Quinta-feira, numa praia do Litoral Norte, eu espero uma vaga para estacionar o carro, depois de deixar meus velhos pais na frente do restaurante. Uma vaga específica: estava saindo outro carro, eu estava ali mesmo, de forma que apenas entrei num recuo e fiquei vendo o colega manobrar. Quando ele sai e eu engreno o carro, pronto para ingressar no cobiçado espaço, uma caminhonete da Brigada Militar entra antes de mim. Ainda pensei: "Vai ver, o motorista não percebeu que eu estava ali; quem sabe ele sai e me dá a preferência, que era minha".
Não posso dizer que o valoroso brigadiano ao volante estava totalmente errado, porque seu carro vinha na mão, e eu estava recuado, do lado oposto ao da vaga; mas eu estava antes.
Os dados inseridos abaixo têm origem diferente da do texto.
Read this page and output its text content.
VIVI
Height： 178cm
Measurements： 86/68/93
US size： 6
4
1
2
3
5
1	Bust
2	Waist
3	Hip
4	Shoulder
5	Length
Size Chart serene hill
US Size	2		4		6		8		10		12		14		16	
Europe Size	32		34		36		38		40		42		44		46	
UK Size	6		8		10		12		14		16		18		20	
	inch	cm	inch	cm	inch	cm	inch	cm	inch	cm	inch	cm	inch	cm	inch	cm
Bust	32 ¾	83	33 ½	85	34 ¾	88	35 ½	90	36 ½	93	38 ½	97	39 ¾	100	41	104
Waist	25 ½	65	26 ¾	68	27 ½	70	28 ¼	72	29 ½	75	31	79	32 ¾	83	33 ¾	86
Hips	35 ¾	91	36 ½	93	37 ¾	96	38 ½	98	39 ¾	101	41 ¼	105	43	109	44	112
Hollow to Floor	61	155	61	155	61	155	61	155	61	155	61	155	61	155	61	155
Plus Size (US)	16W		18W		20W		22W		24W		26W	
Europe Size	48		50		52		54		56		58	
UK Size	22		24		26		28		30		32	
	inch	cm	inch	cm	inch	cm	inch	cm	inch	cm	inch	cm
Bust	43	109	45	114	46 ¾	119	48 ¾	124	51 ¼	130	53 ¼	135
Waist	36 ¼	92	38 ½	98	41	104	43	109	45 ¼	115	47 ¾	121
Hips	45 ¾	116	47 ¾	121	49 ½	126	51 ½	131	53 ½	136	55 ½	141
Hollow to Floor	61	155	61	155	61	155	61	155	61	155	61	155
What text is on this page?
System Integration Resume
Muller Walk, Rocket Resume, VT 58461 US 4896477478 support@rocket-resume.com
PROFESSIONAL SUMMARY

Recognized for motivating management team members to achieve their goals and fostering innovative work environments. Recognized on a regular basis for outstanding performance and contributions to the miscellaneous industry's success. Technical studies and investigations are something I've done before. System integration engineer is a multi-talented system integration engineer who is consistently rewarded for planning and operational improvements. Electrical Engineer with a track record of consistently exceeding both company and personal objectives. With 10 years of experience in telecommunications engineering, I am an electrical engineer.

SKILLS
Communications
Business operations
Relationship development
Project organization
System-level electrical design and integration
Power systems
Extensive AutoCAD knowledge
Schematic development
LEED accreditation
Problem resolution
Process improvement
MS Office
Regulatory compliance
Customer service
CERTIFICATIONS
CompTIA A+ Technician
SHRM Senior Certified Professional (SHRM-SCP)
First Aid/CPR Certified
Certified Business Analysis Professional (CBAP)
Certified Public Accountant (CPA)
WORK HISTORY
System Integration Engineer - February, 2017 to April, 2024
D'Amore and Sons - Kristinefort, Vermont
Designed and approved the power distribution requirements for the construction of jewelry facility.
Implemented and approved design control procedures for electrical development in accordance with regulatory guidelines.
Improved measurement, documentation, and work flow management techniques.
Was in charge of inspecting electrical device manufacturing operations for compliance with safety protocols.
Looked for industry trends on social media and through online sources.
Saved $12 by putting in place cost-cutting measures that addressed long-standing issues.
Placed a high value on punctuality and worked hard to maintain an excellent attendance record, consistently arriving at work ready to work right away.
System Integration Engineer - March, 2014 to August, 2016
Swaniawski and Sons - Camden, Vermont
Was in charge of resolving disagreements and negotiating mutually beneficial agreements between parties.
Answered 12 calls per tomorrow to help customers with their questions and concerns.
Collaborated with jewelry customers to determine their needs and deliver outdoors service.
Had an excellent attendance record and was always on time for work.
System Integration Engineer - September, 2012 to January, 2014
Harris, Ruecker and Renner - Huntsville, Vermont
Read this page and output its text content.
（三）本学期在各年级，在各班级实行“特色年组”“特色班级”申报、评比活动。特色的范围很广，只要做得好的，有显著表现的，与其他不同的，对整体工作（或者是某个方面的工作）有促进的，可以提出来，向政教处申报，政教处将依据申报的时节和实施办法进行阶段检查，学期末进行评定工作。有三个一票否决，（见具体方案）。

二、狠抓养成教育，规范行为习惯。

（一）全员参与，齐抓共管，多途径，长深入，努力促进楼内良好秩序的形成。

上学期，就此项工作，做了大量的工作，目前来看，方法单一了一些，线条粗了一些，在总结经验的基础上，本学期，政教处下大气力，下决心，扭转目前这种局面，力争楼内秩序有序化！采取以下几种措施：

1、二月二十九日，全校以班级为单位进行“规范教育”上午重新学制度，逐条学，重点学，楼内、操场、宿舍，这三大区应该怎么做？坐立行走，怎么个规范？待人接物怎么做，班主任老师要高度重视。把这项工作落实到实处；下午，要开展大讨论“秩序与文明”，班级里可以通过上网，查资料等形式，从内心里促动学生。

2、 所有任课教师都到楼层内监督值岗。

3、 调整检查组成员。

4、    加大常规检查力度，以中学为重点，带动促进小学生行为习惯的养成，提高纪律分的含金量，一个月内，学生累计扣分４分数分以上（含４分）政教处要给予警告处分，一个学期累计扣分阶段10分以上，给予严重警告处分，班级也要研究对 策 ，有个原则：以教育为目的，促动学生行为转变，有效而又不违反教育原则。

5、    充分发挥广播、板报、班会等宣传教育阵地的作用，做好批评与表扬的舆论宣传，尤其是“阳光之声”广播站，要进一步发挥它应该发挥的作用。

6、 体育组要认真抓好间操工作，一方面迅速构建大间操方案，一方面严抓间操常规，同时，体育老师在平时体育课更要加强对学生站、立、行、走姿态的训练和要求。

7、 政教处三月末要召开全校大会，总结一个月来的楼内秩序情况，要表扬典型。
Coisas do trânsito.
Fiquei brabo? Fiquei. E aí, naquele ímpeto do injustiçado no trânsito, ao sair do lugar em que estava para pegar o fluxo, ainda tive tempo de dizer, para o brigadiano que saía do lado do carona: "Eu tava esperando pra entrar nessa vaga". Era uma reclamação, era uma lamentação. Disse e imediatamente pensei: "Pra quê estou dizendo isso?". O rapaz fardado fixou o olhar em mim e respondeu, frio: "Tava". Sem ênfase, sem dúvida, apenas informativo.
A resposta do brigadiano me deu um frio na espinha. Pensei imediatamente que eu ia almoçar exatamente no mesmo restaurante que eles, ali onde me esperavam meus velhos pais, meus filhos, minha mulher. E que um cara daqueles podia – espero que não, mas pode ser que sim – resolver me tirar satisfação, me dar um atraque, conferir documentos e encontrar alguma coisa, sei lá o quê – mas seu guarda eu sou cumpridor, tá tudo direito nos papéis, eu não fiz nada, fez sim, cala a boca. E já meu velho pai ia intervir, ia tentar acalmar a coisa sem entender bem o enredo, minha filha ia chorar de assustada.
Nada disso ocorreu. Almocei, almoçamos, almoçaram, tudo em paz. Mas aquele meu medo é que é. Eu não devia ter falado nada? Tendo falado, eu devia ter tido medo? Tinha cabimento sentir medo, sendo eles os homens da lei? É assim que é, e nada mais?
Só contei tudo isso pra minha mulher depois de passado o susto, eu me recriminando por ter reclamado. E ela ainda comentou que, antes de tudo, eu era homem, branco, hétero.